I’m interested in more of a universal design patterns but moving data around is my prevailing interest.
Stuff like copy on like classes vs structures, how data gets passed around, copied, deleted, etc I think
Can you elaborate?
Are you discussing API calls? Remote Procedure Calls?
My initial assumption was you wanted info on Data Marshaling — utilizing the likes of JSON or XML to communicate data between different programs.
But then maybe you mean data allocation in memory, how the heap and stack work, etc.? References and pointers, and deep and shallow copies, etc.?
That would be database design
Where can I learn stuff like this app is based on
Database design for sure then. Oracle/SQL courses or anything to do with “Data Analyst” would be valid as well.
Never Oracle
PostgreSQL is fine (or any fsf licensed Database is acceptable)

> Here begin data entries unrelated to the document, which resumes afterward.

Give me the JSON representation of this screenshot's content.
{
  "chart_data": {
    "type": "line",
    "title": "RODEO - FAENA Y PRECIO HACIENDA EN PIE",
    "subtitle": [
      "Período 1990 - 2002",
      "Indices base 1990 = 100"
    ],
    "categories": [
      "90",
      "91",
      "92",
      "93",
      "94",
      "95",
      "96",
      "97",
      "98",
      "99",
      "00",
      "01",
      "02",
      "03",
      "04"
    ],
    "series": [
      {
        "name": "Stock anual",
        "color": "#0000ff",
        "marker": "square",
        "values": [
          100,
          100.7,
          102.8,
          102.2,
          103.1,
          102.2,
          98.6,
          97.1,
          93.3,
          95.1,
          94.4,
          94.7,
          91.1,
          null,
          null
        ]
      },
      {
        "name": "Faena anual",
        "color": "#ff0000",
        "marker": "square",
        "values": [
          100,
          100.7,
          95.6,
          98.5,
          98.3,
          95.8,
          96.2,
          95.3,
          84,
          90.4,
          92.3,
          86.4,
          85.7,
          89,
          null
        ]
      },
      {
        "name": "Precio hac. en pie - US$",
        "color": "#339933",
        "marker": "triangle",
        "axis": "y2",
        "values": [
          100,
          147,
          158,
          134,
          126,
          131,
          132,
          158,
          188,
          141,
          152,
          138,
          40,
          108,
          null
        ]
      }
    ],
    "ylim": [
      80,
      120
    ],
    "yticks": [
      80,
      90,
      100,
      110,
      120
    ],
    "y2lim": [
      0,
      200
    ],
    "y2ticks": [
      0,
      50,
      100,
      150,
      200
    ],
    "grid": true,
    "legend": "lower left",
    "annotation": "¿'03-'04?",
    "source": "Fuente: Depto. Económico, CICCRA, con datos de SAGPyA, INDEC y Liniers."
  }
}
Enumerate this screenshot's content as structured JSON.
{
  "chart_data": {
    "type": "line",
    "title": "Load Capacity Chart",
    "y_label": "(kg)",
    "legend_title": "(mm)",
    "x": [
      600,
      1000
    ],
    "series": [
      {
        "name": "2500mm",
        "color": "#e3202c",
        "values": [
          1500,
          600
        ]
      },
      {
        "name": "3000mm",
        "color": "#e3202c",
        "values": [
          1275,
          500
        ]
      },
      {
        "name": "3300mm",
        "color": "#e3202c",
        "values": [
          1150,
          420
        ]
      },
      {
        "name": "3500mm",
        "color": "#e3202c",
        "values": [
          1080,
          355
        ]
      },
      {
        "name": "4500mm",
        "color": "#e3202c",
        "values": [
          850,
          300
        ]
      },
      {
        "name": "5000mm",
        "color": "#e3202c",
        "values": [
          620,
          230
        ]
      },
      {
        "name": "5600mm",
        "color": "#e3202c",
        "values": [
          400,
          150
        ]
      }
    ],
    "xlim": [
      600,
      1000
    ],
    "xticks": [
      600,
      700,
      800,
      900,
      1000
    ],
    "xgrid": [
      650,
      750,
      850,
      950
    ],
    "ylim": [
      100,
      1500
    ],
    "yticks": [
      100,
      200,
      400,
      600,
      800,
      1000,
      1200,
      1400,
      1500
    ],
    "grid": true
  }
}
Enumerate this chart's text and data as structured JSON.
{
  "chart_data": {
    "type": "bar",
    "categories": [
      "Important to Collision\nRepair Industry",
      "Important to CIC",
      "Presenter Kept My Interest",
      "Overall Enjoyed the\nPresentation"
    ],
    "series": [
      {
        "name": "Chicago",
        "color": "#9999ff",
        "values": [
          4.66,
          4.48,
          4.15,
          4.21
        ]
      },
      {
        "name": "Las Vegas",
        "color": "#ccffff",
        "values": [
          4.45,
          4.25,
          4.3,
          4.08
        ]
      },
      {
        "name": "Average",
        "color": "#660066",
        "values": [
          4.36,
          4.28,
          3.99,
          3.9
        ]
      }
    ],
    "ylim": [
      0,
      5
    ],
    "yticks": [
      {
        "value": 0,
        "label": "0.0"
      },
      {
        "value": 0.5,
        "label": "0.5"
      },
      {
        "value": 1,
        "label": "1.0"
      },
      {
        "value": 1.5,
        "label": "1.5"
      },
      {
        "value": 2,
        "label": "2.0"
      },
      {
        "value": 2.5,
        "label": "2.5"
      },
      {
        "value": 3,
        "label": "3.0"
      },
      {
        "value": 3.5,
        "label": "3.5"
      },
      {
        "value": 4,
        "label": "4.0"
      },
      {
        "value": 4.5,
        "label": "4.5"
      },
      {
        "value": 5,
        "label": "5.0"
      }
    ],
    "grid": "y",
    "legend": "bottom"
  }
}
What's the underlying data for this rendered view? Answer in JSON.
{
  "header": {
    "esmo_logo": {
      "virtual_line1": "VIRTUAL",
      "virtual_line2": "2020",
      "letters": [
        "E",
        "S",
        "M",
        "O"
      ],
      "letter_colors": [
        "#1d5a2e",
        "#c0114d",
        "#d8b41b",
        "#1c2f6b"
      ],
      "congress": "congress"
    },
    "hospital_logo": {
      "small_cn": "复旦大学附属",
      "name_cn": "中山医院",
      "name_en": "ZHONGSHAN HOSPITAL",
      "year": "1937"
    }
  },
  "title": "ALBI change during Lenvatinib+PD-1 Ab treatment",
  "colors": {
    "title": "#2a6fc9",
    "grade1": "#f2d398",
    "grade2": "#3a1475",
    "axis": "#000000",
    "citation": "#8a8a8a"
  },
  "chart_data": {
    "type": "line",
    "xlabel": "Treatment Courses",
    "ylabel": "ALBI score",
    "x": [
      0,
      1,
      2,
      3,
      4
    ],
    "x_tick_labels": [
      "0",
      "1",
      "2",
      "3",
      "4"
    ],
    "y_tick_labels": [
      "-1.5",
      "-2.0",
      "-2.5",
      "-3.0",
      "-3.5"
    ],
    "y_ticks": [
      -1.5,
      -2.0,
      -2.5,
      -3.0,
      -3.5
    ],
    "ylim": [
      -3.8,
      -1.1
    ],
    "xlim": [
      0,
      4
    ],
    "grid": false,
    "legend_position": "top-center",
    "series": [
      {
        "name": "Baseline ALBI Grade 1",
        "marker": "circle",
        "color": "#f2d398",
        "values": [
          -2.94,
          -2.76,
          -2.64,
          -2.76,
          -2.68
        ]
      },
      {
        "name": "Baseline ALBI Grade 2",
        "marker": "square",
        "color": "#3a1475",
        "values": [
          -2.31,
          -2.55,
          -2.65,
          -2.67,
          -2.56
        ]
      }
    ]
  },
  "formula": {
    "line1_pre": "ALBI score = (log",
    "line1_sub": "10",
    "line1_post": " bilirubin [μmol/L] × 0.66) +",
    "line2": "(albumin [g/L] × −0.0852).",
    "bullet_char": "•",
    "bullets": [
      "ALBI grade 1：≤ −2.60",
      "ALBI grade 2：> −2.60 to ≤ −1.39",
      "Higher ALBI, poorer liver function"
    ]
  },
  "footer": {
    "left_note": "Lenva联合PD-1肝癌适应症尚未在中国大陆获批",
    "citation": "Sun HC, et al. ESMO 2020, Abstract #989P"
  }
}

It sounds like you’re asking about algorithms, which are (sort of) language-agnostic.
You’ll find some neat stuff if you search for bubble sort, Dijkstra’s algorithm, tree sort, hashing, complexity theory, and number theory. The last two are more theoretical.
To my knowledge, Introduction to Algorithms is the standard textbook used to teach university students about them. When I was in uni, it seemed to be the standard. Some people find it accessible. I did not.
What? No that would be an aspect of the programming language. Ok, maybe if you study compilers. I know there are also books about garbage collection so maybe there are courses about that too.
When I first saw the question I thought you meant bulk transfers, like in data communication or parallel programming. There is a topic called “the data center as a computer” that could be relevant. Like if you’re trying to split a problem across 1000 computers, a lot of the planning will be shovelling data around between them, in addition to the computation itself. You could look for Hadoop books and docs.